WASSER: Ware oder Grundrecht?

Eine neue EU-Konzessionsrichtlinie sorgt für Aufregung. In naher Zukunft könnte die Wasserversorgung nicht mehr allein in öffentlicher Hand liegen.

Bald nicht mehr in öffentlicher Hand?

Beim Wasser hört der Spaß auf. Denn Wasser, da scheinen sich auch hierzulande alle einig zu sein, ist Allgemeinbesitz und damit ein nicht-kommerzielles Gut. Kein Wunder also, dass das europäische Bürgerbegehren „right2water“ schon von weit über einer Million Menschen unterschrieben worden ist – ein einmaliger Erfolg für ein europäisches Bürgerbegehren. Schon jetzt scheint garantiert, dass die europäische Kommission ihre Liberalisierungspläne bei der Wasserversorgung nicht unverändert wird durchsetzen können. Luxemburg muss zwar bis November dieses Jahres noch 4 500 Unterschriften zusammenbekommen, um als Land bei der EU-Bürgerinitiative teilnehmen zu können, doch auch das dürfte klappen, rufen doch Politiker aller Couleur – von Déi Lénk bis in die Reihen der DP – in ihren Gemeinden und über Social-Media-Kanäle dazu auf, die Petition zu unterschreiben.
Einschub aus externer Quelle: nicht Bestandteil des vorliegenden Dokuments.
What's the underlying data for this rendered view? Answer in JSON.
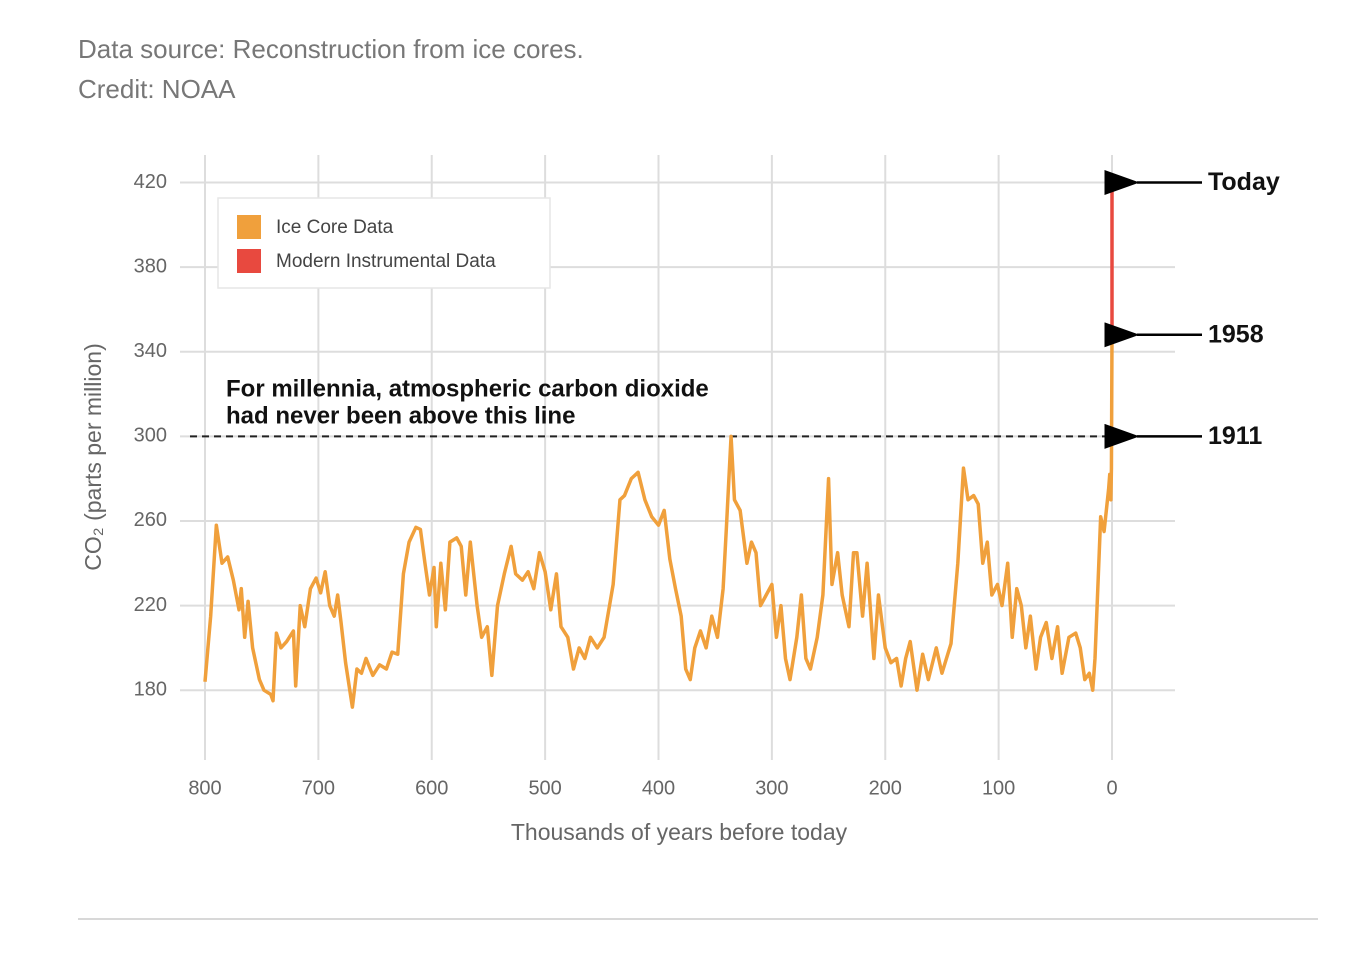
{
  "source": "Data source: Reconstruction from ice cores.",
  "credit": "Credit: NOAA",
  "chart_data": {
    "type": "line",
    "x_label": "Thousands of years before today",
    "y_label": "CO₂ (parts per million)",
    "xlim": [
      800,
      0
    ],
    "xticks": [
      800,
      700,
      600,
      500,
      400,
      300,
      200,
      100,
      0
    ],
    "ylim": [
      147,
      433
    ],
    "yticks": [
      180,
      220,
      260,
      300,
      340,
      380,
      420
    ],
    "grid": true,
    "legend": "upper left",
    "reference_line": {
      "y": 300,
      "text": [
        "For millennia, atmospheric carbon dioxide",
        "had never been above this line"
      ]
    },
    "annotations": [
      {
        "text": "Today",
        "y": 420
      },
      {
        "text": "1958",
        "y": 348
      },
      {
        "text": "1911",
        "y": 300
      }
    ],
    "series": [
      {
        "name": "Ice Core Data",
        "color": "#f0a03c",
        "x": [
          800,
          795,
          790,
          785,
          780,
          775,
          770,
          768,
          765,
          762,
          758,
          752,
          748,
          742,
          740,
          737,
          733,
          728,
          722,
          720,
          716,
          712,
          707,
          702,
          698,
          694,
          690,
          686,
          683,
          680,
          676,
          670,
          666,
          662,
          658,
          652,
          646,
          640,
          635,
          630,
          625,
          620,
          614,
          610,
          606,
          602,
          598,
          596,
          592,
          588,
          584,
          578,
          574,
          570,
          566,
          560,
          556,
          551,
          547,
          542,
          536,
          530,
          526,
          520,
          515,
          510,
          505,
          500,
          495,
          490,
          486,
          480,
          475,
          470,
          465,
          460,
          454,
          448,
          440,
          434,
          430,
          424,
          418,
          412,
          406,
          400,
          395,
          390,
          385,
          380,
          376,
          372,
          368,
          363,
          358,
          353,
          348,
          343,
          340,
          336,
          333,
          328,
          322,
          318,
          314,
          310,
          305,
          300,
          296,
          292,
          288,
          284,
          278,
          274,
          270,
          266,
          260,
          255,
          250,
          247,
          242,
          238,
          232,
          228,
          225,
          220,
          216,
          210,
          206,
          200,
          195,
          190,
          186,
          182,
          178,
          172,
          167,
          162,
          155,
          150,
          142,
          136,
          131,
          127,
          122,
          118,
          114,
          110,
          106,
          101,
          97,
          92,
          88,
          84,
          80,
          76,
          72,
          67,
          63,
          58,
          53,
          48,
          44,
          38,
          32,
          28,
          24,
          20,
          17,
          15,
          12,
          10,
          7,
          5,
          3,
          2,
          1,
          0.5,
          0
        ],
        "values": [
          184,
          215,
          258,
          240,
          243,
          232,
          218,
          228,
          205,
          222,
          200,
          185,
          180,
          178,
          175,
          207,
          200,
          203,
          208,
          182,
          220,
          210,
          228,
          233,
          226,
          236,
          220,
          215,
          225,
          212,
          193,
          172,
          190,
          188,
          195,
          187,
          192,
          190,
          198,
          197,
          235,
          250,
          257,
          256,
          240,
          225,
          238,
          210,
          240,
          218,
          250,
          252,
          248,
          225,
          250,
          220,
          205,
          210,
          187,
          220,
          235,
          248,
          235,
          232,
          236,
          228,
          245,
          236,
          218,
          235,
          210,
          205,
          190,
          200,
          195,
          205,
          200,
          205,
          230,
          270,
          272,
          280,
          283,
          270,
          262,
          258,
          265,
          242,
          228,
          215,
          190,
          185,
          200,
          208,
          200,
          215,
          205,
          228,
          258,
          300,
          270,
          265,
          240,
          250,
          245,
          220,
          225,
          230,
          205,
          220,
          195,
          185,
          205,
          225,
          195,
          190,
          205,
          225,
          280,
          230,
          245,
          225,
          210,
          245,
          245,
          215,
          240,
          195,
          225,
          200,
          193,
          195,
          182,
          195,
          203,
          180,
          197,
          185,
          200,
          188,
          202,
          240,
          285,
          270,
          272,
          268,
          240,
          250,
          225,
          230,
          220,
          240,
          205,
          228,
          220,
          200,
          215,
          190,
          205,
          212,
          195,
          210,
          188,
          205,
          207,
          200,
          185,
          188,
          180,
          195,
          235,
          262,
          255,
          265,
          275,
          282,
          270,
          285,
          348
        ]
      },
      {
        "name": "Modern Instrumental Data",
        "color": "#e8493f",
        "x": [
          0,
          0
        ],
        "values": [
          348,
          420
        ]
      }
    ]
  }
}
Nach dem Willen der EU-Kommission soll auch die Ver- und Entsorgung des Wassers den Regeln des europäischen Binnenmarkts unterworfen werden: Mehr Wettbewerb und dadurch sinkende Preise sind wie üblich die Schlagworte, mit denen die schon 2006 im Rahmen der EU-Dienstleistungsrichtlinie geplante, aber gescheiterte Liberalisierung des „Wassermarkts“ in der EU nun doch noch durchgesetzt werden soll. Mit ihrer neuen, stark umstrittenen Konzessionsrichtlinie will die Kommission die Städte und Gemeinden dazu zwingen, ihre Wassernetze regelmäßig europaweit auszuschreiben – in etwa analog zur Praxis bei der lokalen Stromversorgung. In den dann stattfindenden Bieterverfahren könnten kommunale Anbieter zum Zuge kommen, aber den großen Konzernen, wie Veolia, Suez oder RWE, stünde das Tor dann ebenfalls weit offen.
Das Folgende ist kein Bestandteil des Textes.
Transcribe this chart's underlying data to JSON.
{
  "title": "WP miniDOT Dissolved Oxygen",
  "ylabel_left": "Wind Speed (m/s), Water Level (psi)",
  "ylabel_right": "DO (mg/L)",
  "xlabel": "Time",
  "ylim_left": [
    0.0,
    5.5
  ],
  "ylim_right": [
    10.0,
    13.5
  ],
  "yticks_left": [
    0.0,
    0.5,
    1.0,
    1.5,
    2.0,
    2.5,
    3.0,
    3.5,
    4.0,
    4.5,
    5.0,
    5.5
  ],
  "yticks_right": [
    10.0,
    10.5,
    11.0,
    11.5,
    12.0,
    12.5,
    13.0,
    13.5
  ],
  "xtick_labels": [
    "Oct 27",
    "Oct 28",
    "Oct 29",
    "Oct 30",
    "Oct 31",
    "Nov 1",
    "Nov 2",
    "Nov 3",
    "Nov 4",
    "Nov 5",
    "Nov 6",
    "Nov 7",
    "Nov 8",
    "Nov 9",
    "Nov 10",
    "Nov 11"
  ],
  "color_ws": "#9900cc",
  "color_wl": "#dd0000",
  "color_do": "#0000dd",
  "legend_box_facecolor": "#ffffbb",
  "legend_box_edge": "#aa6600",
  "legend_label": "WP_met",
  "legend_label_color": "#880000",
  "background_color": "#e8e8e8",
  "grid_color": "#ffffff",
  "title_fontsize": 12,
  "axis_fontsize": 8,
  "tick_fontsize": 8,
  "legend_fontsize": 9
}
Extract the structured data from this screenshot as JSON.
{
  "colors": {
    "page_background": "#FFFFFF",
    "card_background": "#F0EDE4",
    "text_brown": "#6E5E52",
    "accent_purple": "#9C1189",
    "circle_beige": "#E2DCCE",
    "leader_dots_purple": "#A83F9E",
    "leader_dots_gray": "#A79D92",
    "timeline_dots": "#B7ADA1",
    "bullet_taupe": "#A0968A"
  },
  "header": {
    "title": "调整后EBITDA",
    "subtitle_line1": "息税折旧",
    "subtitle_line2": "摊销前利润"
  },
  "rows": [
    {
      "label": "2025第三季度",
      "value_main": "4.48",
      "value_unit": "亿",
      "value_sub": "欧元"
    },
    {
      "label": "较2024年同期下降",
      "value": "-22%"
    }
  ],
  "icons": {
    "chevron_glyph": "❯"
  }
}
In den meisten EU-Mitgliedsstaaten ist die Wasserversorgung bisher noch weitgehend öffentlich bzw. kommunal organisiert und entweder gar nicht oder nur in geringem Umfang auf Gewinn ausgerichtet. Auch Luxemburg ist durch seine öffentliche Struktur der Wasserversorgung nicht sofort von der geplanten Richtlinie betroffen, mittelfristig – so die KritikerInnen – werde die Konzessionierung jedoch dazu führen, dass die Wasserwirtschaft Stück für Stück privatisiert wird. Da ist sich Justin Turpel (Déi Lénk), der auch im Luxemburger Bürgerkomitee zur Umsetzung der Petition als Vertreter sitzt, ganz sicher. Er konstatiert auch beim Umgang mit dem Wasser eine grundsätzliche Diskrepanz zwischen EU- und nationaler Ebene. Auf europäischer Ebene werde unbedenklich über Wasser als Ware verhandelt, während in Luxemburg – wie generell auf der nationalen Ebene – Wasser viel stärker als zu behütendes Gut gesehen werde und Umweltorganisationen und auch Gewerkschaften eine kritische Haltung zur Privatisierung einnähmen.
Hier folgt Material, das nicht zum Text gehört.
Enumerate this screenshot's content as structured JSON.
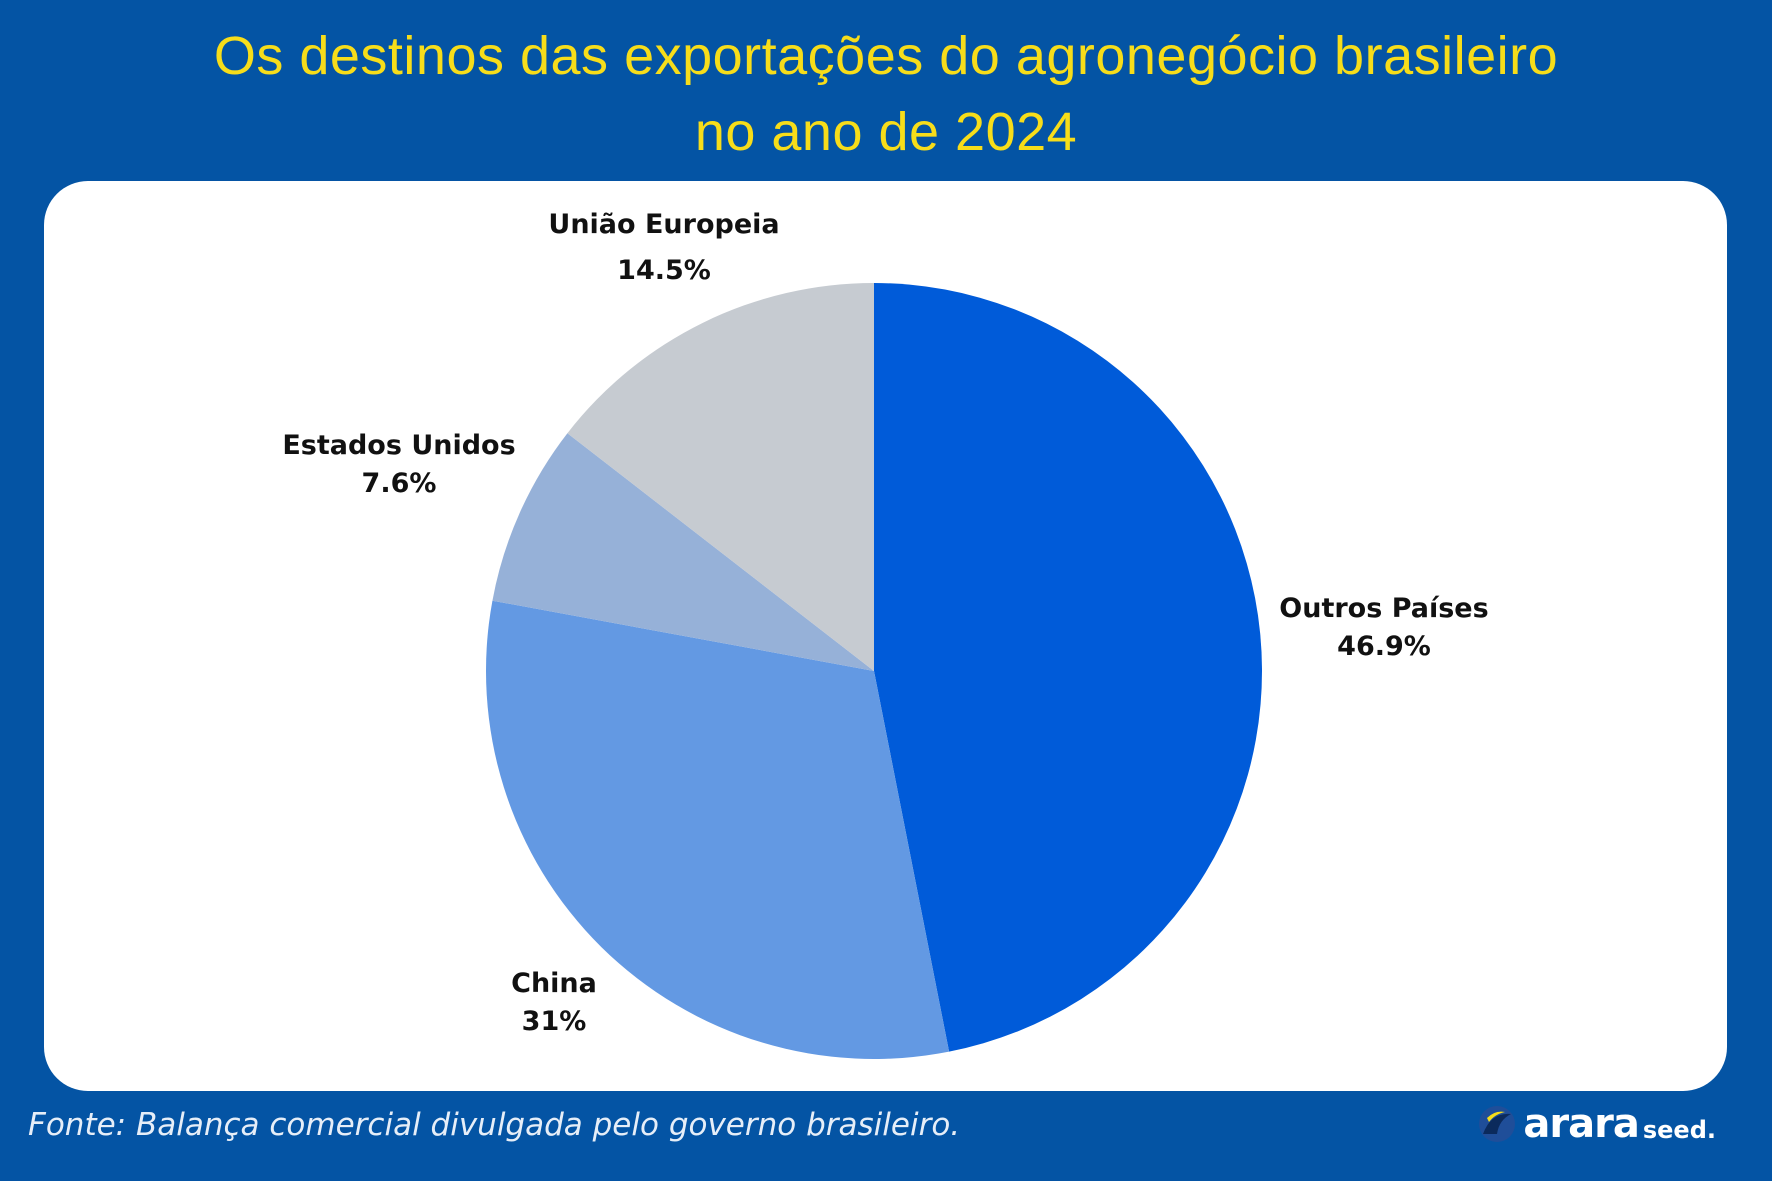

Auch Simone Beissel (DP), bis vor kurzem Schöffin der Stadt Luxemburg und Vizepräsidentin der SEBES, des kommunalen Zweckverbands, der für die Trinkwasserversorgung im Norden des Landes zuständig ist, findet deutliche Worte. Die DP habe sich von jeher gegen eine Liberalisierung der Wasserwirtschaft ausgesprochen, Gas und Elektrizität seien etwas ganz anderes. „Wir beziehen das Wasser hier vor Ort. Wenn wir es herausgeben an private Firmen, dann gelten ganz strenge Reglementierungen. Wir müssten etliche Kontrollorgane einsetzen, und es würde noch teurer“, mahnt sie.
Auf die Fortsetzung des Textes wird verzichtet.